A team's playing style will also be the basis for a customized pitch to the prospect; for example, a team largely based on an option offense won't have as much appeal to a quarterbacking prospect strongly rated as a dropback passer. "Championship contender," perhaps the most immovable of the gradings, will now examine your school's roster for the next four years and judge whether it has the talent to make a run.
The "homesickness" example is in what happens when your players get restless after they have signed. The design team promises that one will be rare, and sensibly managed (if he can't be persuaded to stay, the player won't go to a rival in the same geographic area, or to another school just as far from his home state). But it and the need to convince talented players not to turn pro are aspects of actual program management, and ones EA Sports wanted to reflect here.
But it also shows how your school's reputation can work for or against you. Being regarded as a prime refinery of professional talent can attract a lot of high school recruits. It can also encourage them to bail out on you early. Regardless, you will still get a chance to convince these players to stay—to re-recruit them with the same kinds of promises you make to high school kids throughout the year—playing time, postseason success, and the like. You can even use a player's projected draft status against his desire to leave.
As for the main high-school recruiting game, the game does away with the infuriating "roulette wheel" that governed a simulated phone conversation. Now you as the coach can select a topic to discuss or simply ask the prospect what he's interested in, and then react to that interest. If you're not bringing up something that's a strength of you program, you'll be asking the player to talk about a quality that's an actual priority, much more like a conversational negotiation. In the past, the game would automate the topic selection, and sometimes wind up on a subject in which the recruit had little interest and in which you were rated low (Coach Loyalty was my favorite.) Dynasty's biggest upgrade, outside of the presentation changes mentioned yesterday, seems to be in having a more productive discussion at a blue-chipper's kitchen table.
Scouting is the other new component of talent management. You can send assistant coaches to examine a player and see if he lives up to the hype, in virtual sessions as long as 60 minutes each. Depending upon the core traits influencing the position, (kickers have the least, a running back or linebacker would have the most) you can get a quick handle on whether you've found an underrated gem or an overrated bust.
By creating this variable, NCAA Football wants to pry the game loose from the rigid structure of past years, when the only way to bring top talent to your program was to convince a true 5-star recruit to join up. This is meant to create a chance to find overlooked prospects who increasingly form the story of a striver program's breakout year. You can go star-chasing as before, but the 3- and 4-star recruits you'd normally get will lose interest.

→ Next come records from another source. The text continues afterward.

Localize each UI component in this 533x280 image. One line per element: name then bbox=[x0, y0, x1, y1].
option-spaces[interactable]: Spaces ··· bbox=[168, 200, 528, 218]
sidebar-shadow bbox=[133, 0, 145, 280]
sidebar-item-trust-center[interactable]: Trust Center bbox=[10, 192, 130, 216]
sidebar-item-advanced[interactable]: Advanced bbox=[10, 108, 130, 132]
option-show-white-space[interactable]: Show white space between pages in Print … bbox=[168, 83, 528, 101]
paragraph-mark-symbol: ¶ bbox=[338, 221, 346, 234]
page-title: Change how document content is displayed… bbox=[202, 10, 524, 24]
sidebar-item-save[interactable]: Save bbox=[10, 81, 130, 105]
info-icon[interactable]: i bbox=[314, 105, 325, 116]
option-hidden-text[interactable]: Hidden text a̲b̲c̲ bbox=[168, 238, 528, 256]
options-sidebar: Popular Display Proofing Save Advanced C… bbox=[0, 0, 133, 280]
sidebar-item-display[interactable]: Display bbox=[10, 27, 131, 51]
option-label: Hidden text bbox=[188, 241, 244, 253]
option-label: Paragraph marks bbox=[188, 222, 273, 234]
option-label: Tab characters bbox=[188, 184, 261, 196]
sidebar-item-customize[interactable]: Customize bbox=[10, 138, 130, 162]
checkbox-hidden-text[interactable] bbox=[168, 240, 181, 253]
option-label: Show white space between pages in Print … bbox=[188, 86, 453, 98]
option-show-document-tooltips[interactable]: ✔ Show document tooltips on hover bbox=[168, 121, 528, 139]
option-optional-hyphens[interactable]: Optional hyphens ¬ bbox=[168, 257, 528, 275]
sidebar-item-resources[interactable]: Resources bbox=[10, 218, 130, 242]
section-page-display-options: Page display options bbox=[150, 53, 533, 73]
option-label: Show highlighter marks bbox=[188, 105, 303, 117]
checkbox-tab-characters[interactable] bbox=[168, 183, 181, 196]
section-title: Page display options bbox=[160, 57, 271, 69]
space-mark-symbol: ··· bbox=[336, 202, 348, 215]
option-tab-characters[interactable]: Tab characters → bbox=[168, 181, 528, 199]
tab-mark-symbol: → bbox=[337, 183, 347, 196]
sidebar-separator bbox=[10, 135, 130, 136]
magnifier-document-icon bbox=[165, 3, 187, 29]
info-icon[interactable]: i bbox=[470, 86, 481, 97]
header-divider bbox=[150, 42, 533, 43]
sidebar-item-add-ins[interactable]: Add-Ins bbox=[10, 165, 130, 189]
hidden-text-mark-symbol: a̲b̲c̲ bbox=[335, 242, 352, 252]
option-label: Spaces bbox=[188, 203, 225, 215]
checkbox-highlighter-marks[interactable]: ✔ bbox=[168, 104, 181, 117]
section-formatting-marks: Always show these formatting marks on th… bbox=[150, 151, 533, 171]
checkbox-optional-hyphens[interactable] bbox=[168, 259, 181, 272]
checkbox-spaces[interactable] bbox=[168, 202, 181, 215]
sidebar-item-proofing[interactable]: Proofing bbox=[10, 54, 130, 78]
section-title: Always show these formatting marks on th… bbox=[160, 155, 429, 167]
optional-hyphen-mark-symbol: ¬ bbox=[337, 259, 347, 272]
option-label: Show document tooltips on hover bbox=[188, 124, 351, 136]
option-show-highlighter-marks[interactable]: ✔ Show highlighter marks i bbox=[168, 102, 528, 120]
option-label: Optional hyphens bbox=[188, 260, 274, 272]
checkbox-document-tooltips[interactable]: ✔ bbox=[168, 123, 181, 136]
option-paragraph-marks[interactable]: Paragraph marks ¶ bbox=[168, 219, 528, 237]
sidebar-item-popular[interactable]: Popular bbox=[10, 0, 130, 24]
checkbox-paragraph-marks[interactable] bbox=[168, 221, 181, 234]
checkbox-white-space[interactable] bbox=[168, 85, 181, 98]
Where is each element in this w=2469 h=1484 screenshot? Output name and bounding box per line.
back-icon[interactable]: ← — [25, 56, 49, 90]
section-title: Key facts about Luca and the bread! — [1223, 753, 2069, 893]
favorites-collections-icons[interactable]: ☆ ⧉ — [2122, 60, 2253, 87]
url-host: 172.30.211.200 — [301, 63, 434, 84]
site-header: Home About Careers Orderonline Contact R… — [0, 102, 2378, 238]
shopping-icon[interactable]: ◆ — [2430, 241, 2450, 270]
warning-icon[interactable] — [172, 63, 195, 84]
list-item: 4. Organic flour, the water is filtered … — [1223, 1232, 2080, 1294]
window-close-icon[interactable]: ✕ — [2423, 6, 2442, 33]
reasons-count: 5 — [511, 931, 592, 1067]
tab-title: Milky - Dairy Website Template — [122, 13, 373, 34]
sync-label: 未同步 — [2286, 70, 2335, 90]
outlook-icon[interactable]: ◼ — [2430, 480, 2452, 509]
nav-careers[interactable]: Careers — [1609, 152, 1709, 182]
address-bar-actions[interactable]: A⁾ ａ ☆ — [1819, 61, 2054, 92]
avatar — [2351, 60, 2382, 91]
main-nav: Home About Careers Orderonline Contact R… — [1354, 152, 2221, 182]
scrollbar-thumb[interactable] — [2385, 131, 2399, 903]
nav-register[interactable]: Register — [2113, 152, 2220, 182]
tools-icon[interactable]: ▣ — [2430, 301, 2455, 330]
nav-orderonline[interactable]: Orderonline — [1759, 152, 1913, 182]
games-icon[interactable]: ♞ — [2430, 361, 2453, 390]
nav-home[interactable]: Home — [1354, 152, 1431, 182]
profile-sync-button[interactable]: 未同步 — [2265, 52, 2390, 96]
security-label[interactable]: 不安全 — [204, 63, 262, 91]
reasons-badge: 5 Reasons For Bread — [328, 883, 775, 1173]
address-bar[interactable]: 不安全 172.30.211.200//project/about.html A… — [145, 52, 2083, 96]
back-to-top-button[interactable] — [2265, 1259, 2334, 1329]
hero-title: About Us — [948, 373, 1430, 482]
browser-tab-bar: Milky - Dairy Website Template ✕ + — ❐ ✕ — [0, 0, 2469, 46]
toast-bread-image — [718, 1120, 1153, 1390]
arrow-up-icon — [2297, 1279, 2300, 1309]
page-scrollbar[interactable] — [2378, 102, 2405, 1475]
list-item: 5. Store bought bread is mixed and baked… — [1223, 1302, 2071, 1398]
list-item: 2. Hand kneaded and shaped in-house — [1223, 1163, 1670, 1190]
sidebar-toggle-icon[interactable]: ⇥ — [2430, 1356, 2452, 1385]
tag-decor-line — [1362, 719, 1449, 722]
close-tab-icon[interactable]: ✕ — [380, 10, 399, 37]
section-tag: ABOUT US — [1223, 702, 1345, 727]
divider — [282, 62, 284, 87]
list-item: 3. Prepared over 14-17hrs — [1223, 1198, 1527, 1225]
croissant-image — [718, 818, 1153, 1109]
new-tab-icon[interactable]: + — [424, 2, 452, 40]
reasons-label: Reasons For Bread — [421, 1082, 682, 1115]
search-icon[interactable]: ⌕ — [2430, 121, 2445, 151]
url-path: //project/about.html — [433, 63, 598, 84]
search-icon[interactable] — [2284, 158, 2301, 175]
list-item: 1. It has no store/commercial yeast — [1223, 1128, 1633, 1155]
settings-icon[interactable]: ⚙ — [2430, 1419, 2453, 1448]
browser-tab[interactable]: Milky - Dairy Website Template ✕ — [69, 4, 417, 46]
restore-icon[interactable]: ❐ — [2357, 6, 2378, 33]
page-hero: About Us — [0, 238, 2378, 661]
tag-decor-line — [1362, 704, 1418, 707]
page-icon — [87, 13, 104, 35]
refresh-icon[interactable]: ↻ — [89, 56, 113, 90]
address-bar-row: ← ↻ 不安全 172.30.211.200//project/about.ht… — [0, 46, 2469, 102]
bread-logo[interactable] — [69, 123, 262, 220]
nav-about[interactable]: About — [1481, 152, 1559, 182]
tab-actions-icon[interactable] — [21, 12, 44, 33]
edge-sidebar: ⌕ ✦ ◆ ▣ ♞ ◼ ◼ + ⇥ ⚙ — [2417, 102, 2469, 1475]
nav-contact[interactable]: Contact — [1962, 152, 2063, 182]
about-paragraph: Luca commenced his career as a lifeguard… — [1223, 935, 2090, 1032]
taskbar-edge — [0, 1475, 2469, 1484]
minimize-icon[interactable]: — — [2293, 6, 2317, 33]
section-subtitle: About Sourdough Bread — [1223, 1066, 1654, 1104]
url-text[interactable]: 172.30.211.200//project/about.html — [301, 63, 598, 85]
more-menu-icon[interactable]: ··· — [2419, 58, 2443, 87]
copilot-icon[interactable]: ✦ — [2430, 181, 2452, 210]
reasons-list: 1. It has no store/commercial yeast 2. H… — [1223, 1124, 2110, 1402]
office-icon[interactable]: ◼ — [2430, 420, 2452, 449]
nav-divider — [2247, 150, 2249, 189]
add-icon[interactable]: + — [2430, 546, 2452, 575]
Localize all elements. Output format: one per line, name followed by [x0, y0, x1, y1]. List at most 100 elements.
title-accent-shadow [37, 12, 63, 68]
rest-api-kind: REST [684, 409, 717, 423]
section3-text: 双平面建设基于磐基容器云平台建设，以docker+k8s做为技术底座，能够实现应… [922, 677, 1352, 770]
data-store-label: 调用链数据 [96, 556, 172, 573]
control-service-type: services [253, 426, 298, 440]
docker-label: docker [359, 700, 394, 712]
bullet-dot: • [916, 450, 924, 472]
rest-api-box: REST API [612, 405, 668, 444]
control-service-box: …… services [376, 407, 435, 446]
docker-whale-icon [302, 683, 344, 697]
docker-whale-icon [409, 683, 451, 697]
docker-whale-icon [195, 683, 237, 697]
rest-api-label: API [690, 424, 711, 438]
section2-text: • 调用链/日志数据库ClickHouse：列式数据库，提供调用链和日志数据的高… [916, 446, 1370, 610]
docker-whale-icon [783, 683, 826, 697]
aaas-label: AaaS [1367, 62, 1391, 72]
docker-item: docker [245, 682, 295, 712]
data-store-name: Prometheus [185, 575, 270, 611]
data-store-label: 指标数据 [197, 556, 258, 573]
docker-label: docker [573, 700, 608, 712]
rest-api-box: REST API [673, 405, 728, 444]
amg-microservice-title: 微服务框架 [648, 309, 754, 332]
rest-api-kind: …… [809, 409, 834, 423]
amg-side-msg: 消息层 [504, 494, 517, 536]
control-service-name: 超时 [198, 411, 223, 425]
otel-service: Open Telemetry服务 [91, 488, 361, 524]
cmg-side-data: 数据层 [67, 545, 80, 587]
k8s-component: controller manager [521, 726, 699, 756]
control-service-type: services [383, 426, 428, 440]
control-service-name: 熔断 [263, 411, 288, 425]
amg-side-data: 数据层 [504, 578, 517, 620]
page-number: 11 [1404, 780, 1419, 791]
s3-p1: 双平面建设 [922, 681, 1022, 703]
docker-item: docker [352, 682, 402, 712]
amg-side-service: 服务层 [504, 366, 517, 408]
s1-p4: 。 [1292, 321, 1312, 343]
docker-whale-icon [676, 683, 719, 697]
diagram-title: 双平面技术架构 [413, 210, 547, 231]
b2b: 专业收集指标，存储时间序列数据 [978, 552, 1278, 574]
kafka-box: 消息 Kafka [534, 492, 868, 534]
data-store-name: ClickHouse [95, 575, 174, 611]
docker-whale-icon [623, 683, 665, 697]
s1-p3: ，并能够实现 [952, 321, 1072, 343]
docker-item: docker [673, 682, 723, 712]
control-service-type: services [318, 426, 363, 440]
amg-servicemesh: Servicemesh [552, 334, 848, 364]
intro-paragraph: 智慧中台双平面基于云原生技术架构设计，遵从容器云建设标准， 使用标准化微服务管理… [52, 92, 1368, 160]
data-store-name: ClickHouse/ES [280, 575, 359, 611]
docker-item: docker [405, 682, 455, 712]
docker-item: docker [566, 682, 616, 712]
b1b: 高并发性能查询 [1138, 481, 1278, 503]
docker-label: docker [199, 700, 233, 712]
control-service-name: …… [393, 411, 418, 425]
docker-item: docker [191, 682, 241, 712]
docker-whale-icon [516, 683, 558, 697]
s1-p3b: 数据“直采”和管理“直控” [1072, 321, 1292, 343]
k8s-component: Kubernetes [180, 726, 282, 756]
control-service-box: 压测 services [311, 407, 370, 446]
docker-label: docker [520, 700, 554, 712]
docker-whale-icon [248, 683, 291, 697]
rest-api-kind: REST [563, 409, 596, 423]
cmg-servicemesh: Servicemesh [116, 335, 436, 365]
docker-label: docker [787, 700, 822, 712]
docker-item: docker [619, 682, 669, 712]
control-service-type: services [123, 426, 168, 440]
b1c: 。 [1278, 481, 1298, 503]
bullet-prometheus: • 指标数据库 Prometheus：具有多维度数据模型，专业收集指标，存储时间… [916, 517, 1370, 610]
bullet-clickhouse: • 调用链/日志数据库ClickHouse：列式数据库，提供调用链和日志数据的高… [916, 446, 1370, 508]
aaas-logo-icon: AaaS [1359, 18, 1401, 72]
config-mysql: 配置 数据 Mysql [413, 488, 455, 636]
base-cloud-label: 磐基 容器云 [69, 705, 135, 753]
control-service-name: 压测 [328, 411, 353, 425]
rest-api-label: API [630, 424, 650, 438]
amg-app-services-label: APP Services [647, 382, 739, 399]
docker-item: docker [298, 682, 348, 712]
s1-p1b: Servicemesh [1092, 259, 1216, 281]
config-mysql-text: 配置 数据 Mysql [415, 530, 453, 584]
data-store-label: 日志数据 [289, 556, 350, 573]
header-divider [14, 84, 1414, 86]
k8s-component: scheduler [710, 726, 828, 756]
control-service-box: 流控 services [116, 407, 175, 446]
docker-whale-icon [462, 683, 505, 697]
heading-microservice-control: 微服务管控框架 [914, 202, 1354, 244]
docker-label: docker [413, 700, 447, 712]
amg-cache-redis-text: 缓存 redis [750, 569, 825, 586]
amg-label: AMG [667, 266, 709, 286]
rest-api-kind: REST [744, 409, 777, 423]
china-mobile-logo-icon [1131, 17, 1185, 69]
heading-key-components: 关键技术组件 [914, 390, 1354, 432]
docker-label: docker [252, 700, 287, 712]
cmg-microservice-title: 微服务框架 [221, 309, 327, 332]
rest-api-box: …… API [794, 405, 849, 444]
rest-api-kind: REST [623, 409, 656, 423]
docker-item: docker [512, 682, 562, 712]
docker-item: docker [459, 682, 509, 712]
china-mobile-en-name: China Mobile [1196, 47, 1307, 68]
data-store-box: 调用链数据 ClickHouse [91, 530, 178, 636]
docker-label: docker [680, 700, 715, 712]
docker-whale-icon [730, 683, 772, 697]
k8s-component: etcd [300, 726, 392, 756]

One final note about the changes to "Dynasty." The game will include the new Southeastern Conference alignments, of course, and figuring out its schedule rotation was a nightmare. The SEC will play an eight-game conference schedule, six of which will be divisional games that repeat every year, one of which will be an extradivisional protected rivalry, leaving one as a rotating random matchup.
The SEC provided EA Sports no guidance on this rotation, having not yet determined it. "If they ever want to know how that rotation works, they can come see us," sighed Ben Haumiller, a producer on the game. "I had to turn it over to a math major."